Bis heute werden ihre Bücher kontinuierlich verkauft, immer wieder neu aufgelegt und z.T. auch neu übersetzt, angeblich in 109 Sprachen. Laut einer UNESCO-Erhebung stehen ihre Bücher an dritter Stelle der meistgelesenen Werke – nach der Bibel und Shakespeare. Die Angaben zu den Verkaufszahlen ihrer fast 70 Krimis sowie ihrer weiteren Kurzgeschichten und Theaterstücke schwanken enorm: Von zwischen vier Milliarden und zwei Billionen1 ist zu lesen. 1995 schätzte der „Spiegel“ die Zahl auf „über eine Milliarde verkaufte Bücher - und jährlich werden 18 weitere Millionen abgesetzt“. Wie auch immer: Agatha Christie gilt als die „Queen of Crime“.

Liebe Leserin, lieber Leser,

was macht ihre Krimis so liebens- und lesenswert? Da gibt es viele Ansätze. Zum einen führte sie mit dem verschrobenen Belgier (nicht: Franzosen!!) Hercule Poirot einen sehr eigenartigen Detektiv ein: Ein komischer Kauz, unsympathisch eitel, ordnungsversessen, arrogant, unenglisch geschwätzig, der mächtig stolz ist auf seine „kleinen grauen Zellen“ und zudem ein merkwürdiges Englisch mit sehr eigenen französischen Floskeln spricht. Dann gibt es noch Miss Marple, die kleine, kluge alte Dame mit den Silberlöckchen, zudem Agathe Christies Alter Ago, die Schriftstellerin Ariadne Oliver, sowie Tommy und Tuppence Beresford. Immer sind es Typen, die Leser/innen nicht so schnell vergessen.

Typisch für Agatha Christie ist das sogenannte „locked room“-Motiv.
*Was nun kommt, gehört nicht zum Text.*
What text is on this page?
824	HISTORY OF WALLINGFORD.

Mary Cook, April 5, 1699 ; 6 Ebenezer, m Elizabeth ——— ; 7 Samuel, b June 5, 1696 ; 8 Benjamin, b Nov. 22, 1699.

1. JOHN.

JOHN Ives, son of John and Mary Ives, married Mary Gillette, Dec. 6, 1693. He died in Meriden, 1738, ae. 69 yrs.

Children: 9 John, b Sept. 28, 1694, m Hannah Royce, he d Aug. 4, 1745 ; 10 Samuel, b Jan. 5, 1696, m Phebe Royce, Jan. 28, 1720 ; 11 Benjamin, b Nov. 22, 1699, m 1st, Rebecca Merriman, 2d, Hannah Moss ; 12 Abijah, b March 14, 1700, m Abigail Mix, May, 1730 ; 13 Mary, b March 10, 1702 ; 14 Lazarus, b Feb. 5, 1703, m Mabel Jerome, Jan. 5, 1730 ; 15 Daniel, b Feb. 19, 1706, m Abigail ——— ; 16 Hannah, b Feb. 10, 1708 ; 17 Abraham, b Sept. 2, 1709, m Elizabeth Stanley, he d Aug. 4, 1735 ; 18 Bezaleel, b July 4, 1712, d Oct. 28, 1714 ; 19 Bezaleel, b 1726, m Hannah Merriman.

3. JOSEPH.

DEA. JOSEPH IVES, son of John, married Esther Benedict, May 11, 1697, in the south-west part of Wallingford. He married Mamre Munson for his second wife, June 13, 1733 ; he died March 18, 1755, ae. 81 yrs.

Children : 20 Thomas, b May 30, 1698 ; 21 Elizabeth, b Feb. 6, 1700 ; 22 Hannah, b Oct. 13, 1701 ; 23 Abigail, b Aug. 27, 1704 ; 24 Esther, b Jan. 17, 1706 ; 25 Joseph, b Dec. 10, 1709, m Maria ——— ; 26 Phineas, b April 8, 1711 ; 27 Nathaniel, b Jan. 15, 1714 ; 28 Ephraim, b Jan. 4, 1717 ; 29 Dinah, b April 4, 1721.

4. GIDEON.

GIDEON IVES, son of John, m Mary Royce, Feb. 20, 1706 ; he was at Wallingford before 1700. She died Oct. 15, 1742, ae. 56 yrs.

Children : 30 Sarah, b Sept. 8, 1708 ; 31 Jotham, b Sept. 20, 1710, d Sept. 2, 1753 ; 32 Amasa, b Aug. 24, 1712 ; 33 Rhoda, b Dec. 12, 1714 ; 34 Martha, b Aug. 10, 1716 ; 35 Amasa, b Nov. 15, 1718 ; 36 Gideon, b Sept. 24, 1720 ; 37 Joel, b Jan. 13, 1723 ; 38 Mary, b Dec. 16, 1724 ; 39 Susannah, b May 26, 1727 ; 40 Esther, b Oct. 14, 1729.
In einem mit mechanischen Mitteln geschlossenen Raum wird entgegen aller Wahrscheinlichkeit ein Mord begangen, ohne dass der Täter oder die Täterin sofort identifiziert und überführt werden kann. Beispiele sind ein Flugzeug in „Death in the Clouds“ oder ein Schiff in „Death on the Nile“. Sie hat dieses Motiv aber auch variiert, in dem sie die Handlung z.B. auf einem Landsitz, in einem Hotel oder einem Dorf spielen lässt. Damit bleiben die Tatorte überschaubar.

Auch die Handlungen ihrer Krimis und die Mordabläufe sind meist zu ausgeklügelt, als dass wir mit raten können. Aber am Ende passt alles stimmig und wir sind verblüfft. Agatha Christie wurde daher auch die „Mistress of Misdirection“ (Meisterin der Irreführung) genannt. Besonders erfolgreich waren Romane wie „The Murder of Roger Ackroyd“, in dem der Erzähler der Mörder ist, „Murder on the Orient Express“, in dem es gleich zwölf Täter/innen gibt, oder der Krimi mit dem heute politisch unkorrekten Titel „Ten Little Niggers“, in dem ein vermeintlich Toter neun Menschen umbringt.

Ihre Spezialität war auch das sogenannte Denouément (die Lösung des Knotens), das vor allem Hercule Poirot am Ende jeder Geschichte ausgiebig zelebriert. Alle handelnden Personen werden zusammengerufen und Stück für Stück finden die „clues“ zueinander, bis die Lösung wie ein fertiges Puzzle auf dem Tisch liegt und der/die Täter/in überführt wird. Nichts bleibt am Ende ungeklärt.

Zudem ist Agatha Christie eine Romantikerin. Mindestens ein Liebespaar findet in jedem Krimi am Ende zusammen, das Gute siegt und die Ordnung ist wiederhergestellt nach dem Motto „und wenn sie nicht gestorben sind, leben sie heute noch“. Wir Lesende bleiben mit dem guten Gefühl zurück, dass es noch Recht und Ordnung gibt und wir wieder ruhig schlafen können. Das war offensichtlich ihre Vorstellung davon, wie eine heile Welt sein sollte.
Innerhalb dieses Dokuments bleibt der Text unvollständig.